Ich habe deine Geschichte mehrmals durchgelesen, hielt mich aber mit meinem Kommentar zurück, da ich jemand mit mehr Erfahrung Vorrang lassen wollte.
Für mich ist die Welt der Literatur noch Neuland, also repräsentieren die
Kritikpunkte wohl eher meine persönliche Meinung.

Mich hat dein Schreibstil beim erstmaligen Durchlesen ein bisschen verwirrt, welche - wie von @Peeperkorn angemerkt - durch die ungewöhnliche Reihenfolge der Beschreibungen zustande kommt.
Erst als ich die Geschichte das zweite Mal durchgelesen habe, ergab alles plötzlich Sinn.

„Mach die scheiß Fenster zu, sonst hört uns noch einer! Die Nachbarn hier hören alles!“
Das ist eine ziemlich klare Ausdrucksweise, für jemanden, der vier Promille intus hat. Vielleicht kannst du diese Tatsache etwas glaubwürdiger vermitteln, indem du so schreibst, wie ein betrunkener spricht.

Das Heben seiner Augenbrauen verrät ihn immer, wenn er etwas zum ersten Mal sieht.
Sieht er sie wirklich zum ersten Mal betrunken? Später in der Geschichte erklärst du ja, dass es schon öfters vorgekommen ist.

Draußen auf der Terrasse schmiert das Blaulicht über mein Gesicht.
Hier bin ich nicht sicher, ob man das so ausdrücken kann. Kann Licht wirklich "schmieren"? Ich denke, ein anderes Verb würde da besser passen.

Bei mir: Wie lange noch? Bei ihr: Bis du die da eines Tages nicht mehr rufen kannst.
Ich weiss leider bis jetzt noch nicht genau, was du damit sagen willst. Sind das die Gedanken des Protas, oder die Gedanken der Grossmutter und des Protas?
Eine andere Schreibweise würde da wahrscheinlicher mehr Sinn machen.

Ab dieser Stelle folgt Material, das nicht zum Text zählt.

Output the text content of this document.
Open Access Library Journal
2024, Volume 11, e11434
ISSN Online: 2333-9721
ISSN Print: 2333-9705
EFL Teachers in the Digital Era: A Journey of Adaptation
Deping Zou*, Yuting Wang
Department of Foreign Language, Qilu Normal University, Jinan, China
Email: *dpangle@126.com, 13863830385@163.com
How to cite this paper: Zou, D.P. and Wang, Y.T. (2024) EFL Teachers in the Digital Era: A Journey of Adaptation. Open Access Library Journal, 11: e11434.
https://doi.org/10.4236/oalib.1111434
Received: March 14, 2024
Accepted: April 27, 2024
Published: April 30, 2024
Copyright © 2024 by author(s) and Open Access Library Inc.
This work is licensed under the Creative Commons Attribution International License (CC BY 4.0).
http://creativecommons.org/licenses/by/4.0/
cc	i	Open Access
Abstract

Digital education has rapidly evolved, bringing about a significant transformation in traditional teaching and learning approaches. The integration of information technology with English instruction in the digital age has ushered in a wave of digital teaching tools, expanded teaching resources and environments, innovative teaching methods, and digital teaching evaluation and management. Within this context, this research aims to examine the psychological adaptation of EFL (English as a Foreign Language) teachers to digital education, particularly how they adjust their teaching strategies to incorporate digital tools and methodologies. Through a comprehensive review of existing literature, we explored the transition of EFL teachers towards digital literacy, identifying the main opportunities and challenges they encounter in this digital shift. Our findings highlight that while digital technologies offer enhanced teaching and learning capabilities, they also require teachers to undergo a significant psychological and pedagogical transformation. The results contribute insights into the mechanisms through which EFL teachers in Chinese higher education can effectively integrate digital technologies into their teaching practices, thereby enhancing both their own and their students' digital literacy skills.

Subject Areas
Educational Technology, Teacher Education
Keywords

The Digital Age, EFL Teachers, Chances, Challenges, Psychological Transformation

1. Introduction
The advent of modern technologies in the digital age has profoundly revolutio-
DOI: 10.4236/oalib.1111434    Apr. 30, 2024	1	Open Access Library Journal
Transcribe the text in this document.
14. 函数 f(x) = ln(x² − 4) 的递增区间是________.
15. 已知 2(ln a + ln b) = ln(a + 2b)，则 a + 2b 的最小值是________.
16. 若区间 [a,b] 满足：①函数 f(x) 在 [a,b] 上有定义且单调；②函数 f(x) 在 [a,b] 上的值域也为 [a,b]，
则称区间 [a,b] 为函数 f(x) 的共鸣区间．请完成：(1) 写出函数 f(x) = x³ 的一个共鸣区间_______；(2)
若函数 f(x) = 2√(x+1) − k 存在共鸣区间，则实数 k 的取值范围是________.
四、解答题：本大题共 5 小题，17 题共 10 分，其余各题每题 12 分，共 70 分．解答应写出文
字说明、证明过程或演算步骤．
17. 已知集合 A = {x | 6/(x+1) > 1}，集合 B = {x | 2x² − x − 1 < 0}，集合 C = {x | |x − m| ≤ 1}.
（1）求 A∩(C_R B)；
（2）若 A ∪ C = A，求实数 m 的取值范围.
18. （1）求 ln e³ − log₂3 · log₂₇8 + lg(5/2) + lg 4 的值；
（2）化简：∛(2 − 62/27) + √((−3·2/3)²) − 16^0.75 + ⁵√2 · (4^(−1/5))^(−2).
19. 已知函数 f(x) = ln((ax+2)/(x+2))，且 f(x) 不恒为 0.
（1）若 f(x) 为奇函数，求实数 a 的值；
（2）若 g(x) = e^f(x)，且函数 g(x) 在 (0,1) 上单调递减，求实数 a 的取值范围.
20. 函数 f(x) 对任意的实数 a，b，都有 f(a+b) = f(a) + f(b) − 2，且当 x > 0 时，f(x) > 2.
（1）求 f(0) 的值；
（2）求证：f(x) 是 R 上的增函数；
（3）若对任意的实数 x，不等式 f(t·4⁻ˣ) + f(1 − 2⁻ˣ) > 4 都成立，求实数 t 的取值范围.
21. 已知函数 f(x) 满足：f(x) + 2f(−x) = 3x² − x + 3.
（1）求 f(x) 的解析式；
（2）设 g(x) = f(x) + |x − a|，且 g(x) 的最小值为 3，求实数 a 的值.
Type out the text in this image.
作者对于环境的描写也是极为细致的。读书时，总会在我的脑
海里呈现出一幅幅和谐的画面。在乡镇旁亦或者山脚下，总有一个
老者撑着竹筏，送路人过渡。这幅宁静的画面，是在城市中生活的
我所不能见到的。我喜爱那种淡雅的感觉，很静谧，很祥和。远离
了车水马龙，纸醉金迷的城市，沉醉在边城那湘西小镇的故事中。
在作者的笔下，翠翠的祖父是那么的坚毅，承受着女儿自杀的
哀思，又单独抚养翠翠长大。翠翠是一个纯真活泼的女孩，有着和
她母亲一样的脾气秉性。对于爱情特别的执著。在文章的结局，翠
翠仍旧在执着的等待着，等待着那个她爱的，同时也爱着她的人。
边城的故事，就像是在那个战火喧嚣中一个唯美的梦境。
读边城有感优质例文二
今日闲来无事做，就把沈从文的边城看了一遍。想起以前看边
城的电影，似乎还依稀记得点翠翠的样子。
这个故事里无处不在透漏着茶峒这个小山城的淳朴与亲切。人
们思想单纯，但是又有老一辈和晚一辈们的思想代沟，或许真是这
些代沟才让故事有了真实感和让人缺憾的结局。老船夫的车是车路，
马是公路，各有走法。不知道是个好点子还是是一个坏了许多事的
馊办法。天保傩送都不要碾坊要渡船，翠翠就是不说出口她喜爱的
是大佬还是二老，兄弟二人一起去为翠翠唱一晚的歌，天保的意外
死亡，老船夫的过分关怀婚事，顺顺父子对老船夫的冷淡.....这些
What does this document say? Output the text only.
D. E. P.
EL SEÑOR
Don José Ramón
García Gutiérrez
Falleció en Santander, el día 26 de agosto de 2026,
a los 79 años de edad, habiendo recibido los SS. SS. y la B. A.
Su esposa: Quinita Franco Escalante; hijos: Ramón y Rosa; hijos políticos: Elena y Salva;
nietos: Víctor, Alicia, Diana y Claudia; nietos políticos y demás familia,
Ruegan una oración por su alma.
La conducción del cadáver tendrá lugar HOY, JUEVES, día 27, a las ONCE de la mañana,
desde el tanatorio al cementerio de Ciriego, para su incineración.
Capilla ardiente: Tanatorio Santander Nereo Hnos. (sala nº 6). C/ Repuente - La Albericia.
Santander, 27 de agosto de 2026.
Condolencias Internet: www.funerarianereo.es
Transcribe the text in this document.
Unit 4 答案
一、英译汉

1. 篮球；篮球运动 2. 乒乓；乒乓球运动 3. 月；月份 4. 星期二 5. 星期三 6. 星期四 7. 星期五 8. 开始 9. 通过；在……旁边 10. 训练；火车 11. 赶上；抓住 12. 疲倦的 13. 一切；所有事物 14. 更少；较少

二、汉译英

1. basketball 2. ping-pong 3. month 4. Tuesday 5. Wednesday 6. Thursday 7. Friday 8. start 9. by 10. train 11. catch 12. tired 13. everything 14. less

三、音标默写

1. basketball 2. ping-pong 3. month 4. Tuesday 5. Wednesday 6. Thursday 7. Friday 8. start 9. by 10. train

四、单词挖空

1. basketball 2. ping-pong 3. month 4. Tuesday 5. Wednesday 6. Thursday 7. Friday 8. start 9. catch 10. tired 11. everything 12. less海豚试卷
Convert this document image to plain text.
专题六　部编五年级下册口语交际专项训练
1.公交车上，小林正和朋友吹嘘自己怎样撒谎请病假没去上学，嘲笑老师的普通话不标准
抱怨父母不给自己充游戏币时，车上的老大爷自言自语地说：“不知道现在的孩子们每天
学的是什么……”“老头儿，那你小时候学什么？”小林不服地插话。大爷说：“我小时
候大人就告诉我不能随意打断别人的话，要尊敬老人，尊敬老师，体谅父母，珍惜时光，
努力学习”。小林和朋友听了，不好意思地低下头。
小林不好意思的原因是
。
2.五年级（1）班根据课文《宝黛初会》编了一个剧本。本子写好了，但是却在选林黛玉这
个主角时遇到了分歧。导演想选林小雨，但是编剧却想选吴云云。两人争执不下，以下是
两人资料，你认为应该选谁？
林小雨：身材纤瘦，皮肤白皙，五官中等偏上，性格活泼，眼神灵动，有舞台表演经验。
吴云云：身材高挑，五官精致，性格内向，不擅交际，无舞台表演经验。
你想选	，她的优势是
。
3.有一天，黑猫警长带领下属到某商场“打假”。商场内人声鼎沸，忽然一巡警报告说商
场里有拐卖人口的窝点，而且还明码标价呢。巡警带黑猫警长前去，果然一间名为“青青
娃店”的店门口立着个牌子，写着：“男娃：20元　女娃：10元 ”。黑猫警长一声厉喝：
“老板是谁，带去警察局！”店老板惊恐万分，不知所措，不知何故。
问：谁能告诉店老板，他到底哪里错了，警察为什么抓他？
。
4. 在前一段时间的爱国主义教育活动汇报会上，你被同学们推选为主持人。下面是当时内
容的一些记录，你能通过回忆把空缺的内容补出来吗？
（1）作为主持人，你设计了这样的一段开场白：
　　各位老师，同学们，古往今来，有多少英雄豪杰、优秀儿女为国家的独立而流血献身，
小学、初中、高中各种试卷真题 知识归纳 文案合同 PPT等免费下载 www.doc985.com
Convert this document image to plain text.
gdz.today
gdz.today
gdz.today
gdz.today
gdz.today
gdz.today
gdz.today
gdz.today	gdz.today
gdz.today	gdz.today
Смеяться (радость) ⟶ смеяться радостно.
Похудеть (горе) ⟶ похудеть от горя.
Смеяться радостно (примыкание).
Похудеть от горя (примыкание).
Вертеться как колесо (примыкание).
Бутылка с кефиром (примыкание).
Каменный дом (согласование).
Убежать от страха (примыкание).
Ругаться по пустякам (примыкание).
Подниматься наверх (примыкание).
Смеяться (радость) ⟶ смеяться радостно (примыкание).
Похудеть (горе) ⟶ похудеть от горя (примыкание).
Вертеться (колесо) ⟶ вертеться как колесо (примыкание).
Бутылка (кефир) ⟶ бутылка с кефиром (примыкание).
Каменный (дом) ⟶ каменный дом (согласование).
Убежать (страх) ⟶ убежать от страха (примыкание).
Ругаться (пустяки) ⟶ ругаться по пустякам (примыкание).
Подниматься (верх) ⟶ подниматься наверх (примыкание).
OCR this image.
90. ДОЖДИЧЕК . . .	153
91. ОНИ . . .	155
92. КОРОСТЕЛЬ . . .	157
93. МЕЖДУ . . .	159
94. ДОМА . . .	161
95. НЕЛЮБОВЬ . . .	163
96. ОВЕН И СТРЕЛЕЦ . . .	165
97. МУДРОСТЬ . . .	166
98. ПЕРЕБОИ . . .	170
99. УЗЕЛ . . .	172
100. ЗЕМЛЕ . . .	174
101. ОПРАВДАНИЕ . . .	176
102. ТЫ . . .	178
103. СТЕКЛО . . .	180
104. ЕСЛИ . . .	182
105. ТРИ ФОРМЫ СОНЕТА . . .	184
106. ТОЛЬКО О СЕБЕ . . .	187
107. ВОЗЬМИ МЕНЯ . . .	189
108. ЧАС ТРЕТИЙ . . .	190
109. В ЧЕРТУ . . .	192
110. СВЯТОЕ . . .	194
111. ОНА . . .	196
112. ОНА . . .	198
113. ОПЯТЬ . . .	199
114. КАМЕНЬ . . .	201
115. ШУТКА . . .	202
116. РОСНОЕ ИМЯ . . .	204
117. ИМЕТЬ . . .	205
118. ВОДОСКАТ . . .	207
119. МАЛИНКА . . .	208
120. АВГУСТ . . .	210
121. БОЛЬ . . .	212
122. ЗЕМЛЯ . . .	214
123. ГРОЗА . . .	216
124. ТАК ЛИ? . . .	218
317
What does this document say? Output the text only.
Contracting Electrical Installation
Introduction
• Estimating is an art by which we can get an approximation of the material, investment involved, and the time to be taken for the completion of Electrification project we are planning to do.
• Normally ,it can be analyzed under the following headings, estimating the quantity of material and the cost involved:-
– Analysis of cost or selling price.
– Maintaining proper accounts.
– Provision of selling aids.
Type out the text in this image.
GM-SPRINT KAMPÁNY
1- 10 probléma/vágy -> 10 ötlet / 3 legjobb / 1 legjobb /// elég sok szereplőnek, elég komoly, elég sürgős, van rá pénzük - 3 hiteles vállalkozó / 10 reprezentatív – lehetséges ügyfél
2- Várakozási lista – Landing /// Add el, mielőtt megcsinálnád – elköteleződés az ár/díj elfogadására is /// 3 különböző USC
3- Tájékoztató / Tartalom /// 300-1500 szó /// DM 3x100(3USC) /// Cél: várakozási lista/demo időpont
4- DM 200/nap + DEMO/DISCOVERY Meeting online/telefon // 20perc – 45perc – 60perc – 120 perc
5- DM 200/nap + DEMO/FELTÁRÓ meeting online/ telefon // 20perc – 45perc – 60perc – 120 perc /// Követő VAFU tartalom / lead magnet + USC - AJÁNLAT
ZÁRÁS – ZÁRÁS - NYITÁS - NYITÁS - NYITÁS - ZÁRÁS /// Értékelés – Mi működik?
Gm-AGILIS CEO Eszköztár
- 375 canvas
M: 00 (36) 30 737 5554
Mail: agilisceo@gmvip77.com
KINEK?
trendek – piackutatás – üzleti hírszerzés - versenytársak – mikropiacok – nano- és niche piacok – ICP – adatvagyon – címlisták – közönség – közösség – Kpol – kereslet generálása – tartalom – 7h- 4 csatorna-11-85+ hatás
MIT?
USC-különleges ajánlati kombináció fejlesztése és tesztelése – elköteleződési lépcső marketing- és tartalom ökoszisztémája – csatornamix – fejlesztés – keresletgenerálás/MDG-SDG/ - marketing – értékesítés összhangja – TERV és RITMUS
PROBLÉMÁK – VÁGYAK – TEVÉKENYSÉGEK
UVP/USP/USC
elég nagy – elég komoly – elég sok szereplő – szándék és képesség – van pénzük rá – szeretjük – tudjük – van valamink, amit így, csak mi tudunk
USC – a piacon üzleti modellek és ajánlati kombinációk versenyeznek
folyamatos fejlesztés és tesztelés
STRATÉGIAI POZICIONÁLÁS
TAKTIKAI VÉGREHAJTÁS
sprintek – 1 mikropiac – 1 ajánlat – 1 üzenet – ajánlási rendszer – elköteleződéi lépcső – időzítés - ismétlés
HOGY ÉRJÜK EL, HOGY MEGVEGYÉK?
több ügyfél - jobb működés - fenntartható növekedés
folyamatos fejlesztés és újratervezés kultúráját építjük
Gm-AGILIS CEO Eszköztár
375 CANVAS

Manchmal hat man dieses Glühen hinter den Augen, das nicht verschwinden will. Man muss dann eine Faust ballen und solange pressen, bis die Fingernägel in die Haut schneiden. Anschließend tief atmen und schlucken. Wenn es unten im Magen ist und mein linkes Augenlid zuckt, ist es verschwunden.
Ich finde, du hast deine Geschichte super beendet. Hier konnte ich eine Nähe zum Protagonisten spüren, sowie ein gewisses Mass an Mitleid und Verzweiflung.

Was ich im Allgemeinen schade finde, ist, dass die Beschreibung der Dialoge ein bisschen knapp ausgefallen ist. Wie wird es gesagt und was denkt sich der Prota dabei?
Für mich ist das ein wenig trocken angekommen. Aber das muss nicht unbedingt schlecht sein. So lässt du dem Leser auch eine gewisse Freiheit.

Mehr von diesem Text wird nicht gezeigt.